Altria Group, UST amend merger agreement, extend closing to January

By Lisa Kerner

Charlotte, N.C., Oct. 3 - Altria Group, Inc. and UST Inc. amended their Sept. 7 merger agreement, it was announced on Friday.

Under the amended agreement, the closing date is extended at Altria's option to a date that is "no later than early January" provided all closing conditions are met in 2008.

According to Altria, while it has fully committed financing to complete the transaction, its lenders prefer that the transaction close in 2009.

Altria will use existing credit and cash, plus new committed bridge financing totaling $7.0 billion from Goldman Sachs and JPMorgan, to fund the acquisition, it was previously reported. In addition, Altria said it plans to access the public debt market to refinance a portion of its credit facilities.
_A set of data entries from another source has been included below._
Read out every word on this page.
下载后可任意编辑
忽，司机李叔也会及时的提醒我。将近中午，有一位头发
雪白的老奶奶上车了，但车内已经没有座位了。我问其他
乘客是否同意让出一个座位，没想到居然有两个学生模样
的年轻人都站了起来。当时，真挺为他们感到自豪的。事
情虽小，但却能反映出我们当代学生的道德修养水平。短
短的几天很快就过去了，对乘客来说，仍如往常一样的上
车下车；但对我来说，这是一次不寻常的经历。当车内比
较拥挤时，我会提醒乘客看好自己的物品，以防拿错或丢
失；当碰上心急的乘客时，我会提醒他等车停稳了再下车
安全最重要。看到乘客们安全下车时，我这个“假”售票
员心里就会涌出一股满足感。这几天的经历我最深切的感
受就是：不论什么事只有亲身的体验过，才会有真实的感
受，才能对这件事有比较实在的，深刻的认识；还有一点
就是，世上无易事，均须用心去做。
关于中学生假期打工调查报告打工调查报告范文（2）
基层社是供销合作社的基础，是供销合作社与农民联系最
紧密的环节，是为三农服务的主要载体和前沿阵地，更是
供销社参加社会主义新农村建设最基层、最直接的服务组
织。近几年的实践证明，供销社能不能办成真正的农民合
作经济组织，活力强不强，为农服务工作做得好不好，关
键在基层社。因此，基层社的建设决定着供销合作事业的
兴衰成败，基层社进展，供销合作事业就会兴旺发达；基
Altria and UST also agreed to increase the reverse termination fee payable by Altria to $300 million from $200 million under certain circumstances.

In September, Altria agreed to acquire all outstanding shares of UST for $69.50 each in a transaction valued at approximately $11.7 billion, including the assumption of approximately $1.3 billion of debt.

UST is a holding company for U.S. Smokeless Tobacco Co., a producer and marketer of moist smokeless tobacco products including Copenhagen, Skoal, Red Seal and Husky. The company is located in Stamford, Conn.

Altria, located in Richmond, Va., manufactures and sells cigarettes and other tobacco products. It is the parent company of Philip Morris USA.